Discussion in 'Digital Video' started by Mike Teezie, Feb 5, 2008.

  1. Mike Teezie macrumors 68020

    Mike Teezie

    Nov 20, 2002
    I am a photographer. One of my most popular items with clients is the DVD slideshow. Currently, I use iDVD with a template, and just drag and drop. It's ridiculously easy, but very template-y.

    What I'm wanting, is simply more. I want cooler menus for the DVD. Maybe even to splice up the slideshows themselves a bit, which currently are simply photos against a black background fading in and out.

    One of my colleagues is a high end videographer, and I have access any time I want to one of his Mac Pros with the Final Cut 2 Suite. If I'm able to make something I like, I have no problem purchasing the suite for my own Mac Pro. I'm completely new to the suite, but I'm a fast learner, and have been a "Photoshop pro" for years. A question I have, is how would the workflow go? Build menu graphics in Motion, import to DVD Studio Pro, import images to FCP, all mash it all up?

    Are there resources out there? Perhaps Motion plugins or DVD Studio Pro templates that are available for purchase? Maybe that would be a good starting point to get my feet wet. also, I'd love to see any examples of people's work that might come to mind.

    As always, thanks in advance. I'm off for some heavy Googling.....
  2. AviationFan macrumors 6502a


    Jan 12, 2006
    Cedar Rapids, IA

    if your source material always consists of still images exclusively, then I would say Motion is the most important tool out of the suite for you. You can build your own templates in Motion and reuse them quickly - even drag them directly to a Final Cut timeline, which to me has been one of the most important new features when FCS2 was released. In your case, though, I am not sure that you would even use Final Cut Pro - with still images, I'd probably stay in Motion, and use Compressor for a high-quality MPEG-2 encoding for the DVD. Then, of course, use DVD Studio to author the DVD.

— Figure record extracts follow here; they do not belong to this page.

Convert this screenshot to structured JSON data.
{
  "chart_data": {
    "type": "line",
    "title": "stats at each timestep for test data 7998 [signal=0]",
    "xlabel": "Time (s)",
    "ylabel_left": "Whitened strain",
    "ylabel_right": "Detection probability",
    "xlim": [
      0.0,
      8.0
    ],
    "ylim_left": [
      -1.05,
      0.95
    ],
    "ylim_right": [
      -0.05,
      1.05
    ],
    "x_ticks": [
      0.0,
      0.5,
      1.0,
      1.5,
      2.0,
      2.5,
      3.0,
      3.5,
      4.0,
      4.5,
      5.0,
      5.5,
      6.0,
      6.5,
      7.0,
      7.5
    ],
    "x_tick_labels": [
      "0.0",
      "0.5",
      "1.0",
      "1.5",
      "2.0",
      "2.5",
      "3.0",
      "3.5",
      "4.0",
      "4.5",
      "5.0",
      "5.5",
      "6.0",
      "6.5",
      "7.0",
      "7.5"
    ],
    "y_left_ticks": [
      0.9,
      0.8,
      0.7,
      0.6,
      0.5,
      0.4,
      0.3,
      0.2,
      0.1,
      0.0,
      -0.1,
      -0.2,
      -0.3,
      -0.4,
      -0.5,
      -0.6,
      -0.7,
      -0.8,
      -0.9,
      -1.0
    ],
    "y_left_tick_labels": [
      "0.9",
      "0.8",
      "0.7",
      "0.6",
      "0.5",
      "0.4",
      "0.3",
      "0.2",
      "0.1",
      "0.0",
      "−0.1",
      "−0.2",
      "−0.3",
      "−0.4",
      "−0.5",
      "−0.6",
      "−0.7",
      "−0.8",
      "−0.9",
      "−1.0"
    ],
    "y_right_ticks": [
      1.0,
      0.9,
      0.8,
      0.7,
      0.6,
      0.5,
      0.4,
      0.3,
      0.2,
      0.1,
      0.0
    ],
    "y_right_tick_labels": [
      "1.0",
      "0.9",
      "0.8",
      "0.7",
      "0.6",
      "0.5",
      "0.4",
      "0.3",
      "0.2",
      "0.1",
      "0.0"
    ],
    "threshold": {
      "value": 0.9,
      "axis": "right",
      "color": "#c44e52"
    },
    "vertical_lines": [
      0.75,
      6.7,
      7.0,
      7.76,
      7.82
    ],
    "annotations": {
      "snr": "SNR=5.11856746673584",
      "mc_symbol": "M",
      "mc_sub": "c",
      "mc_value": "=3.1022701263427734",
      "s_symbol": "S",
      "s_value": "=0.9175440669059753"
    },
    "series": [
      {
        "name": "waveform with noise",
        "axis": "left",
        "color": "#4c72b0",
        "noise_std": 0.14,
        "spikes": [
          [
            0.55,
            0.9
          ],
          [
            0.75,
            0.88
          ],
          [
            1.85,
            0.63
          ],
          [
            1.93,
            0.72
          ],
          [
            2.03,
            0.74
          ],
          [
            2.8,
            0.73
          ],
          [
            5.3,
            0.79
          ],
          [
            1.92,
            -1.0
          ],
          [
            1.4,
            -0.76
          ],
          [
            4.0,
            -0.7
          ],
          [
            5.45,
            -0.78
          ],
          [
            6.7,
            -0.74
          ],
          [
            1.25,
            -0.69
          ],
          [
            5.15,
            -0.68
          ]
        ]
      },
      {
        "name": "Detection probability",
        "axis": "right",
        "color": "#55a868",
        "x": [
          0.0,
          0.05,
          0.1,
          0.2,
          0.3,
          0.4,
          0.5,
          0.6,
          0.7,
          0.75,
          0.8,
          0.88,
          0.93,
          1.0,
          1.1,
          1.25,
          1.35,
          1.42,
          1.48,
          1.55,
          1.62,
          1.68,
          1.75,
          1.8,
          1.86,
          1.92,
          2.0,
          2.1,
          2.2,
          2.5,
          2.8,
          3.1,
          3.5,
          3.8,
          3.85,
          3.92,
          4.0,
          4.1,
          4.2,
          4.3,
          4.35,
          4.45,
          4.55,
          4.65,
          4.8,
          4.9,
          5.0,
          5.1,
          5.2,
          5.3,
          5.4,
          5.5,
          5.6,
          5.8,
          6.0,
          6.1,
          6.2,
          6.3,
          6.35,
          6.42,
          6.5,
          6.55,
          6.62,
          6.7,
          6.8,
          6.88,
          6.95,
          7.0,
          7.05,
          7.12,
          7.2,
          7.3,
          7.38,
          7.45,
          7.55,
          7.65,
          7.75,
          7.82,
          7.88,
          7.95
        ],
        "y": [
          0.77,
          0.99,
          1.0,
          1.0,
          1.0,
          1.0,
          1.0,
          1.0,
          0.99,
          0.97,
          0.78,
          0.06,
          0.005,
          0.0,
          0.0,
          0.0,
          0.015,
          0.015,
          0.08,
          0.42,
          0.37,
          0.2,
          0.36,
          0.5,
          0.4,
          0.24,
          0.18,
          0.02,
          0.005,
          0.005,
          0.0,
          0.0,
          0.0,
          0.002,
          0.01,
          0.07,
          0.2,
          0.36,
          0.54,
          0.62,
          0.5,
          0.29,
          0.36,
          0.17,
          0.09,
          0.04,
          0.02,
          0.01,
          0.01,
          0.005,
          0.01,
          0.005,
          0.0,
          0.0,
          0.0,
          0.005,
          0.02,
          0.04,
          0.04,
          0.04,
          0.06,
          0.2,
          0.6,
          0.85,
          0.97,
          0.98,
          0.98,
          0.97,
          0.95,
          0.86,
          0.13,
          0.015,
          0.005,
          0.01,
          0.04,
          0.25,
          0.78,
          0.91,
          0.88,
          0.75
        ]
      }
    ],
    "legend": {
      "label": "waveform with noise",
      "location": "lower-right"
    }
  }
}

    One fairly easy and inexpensive thing you could do to get a better idea of what all the different tools do is this: get a subscription from just for one month ($25), and go through some of their video tutorials. Don't watch them all, at least not right away - that would take forever - but rather look at the topics that you feel have a lot to do with your intended use. From observing how the features are used on these videos, I bet you can make a much better decision as to whether it's a good investment for you or not.

    - Martin
  3. Mike Teezie thread starter macrumors 68020

    Mike Teezie

    Nov 20, 2002
    Thanks for the reply.

    I'm definitely check out the site!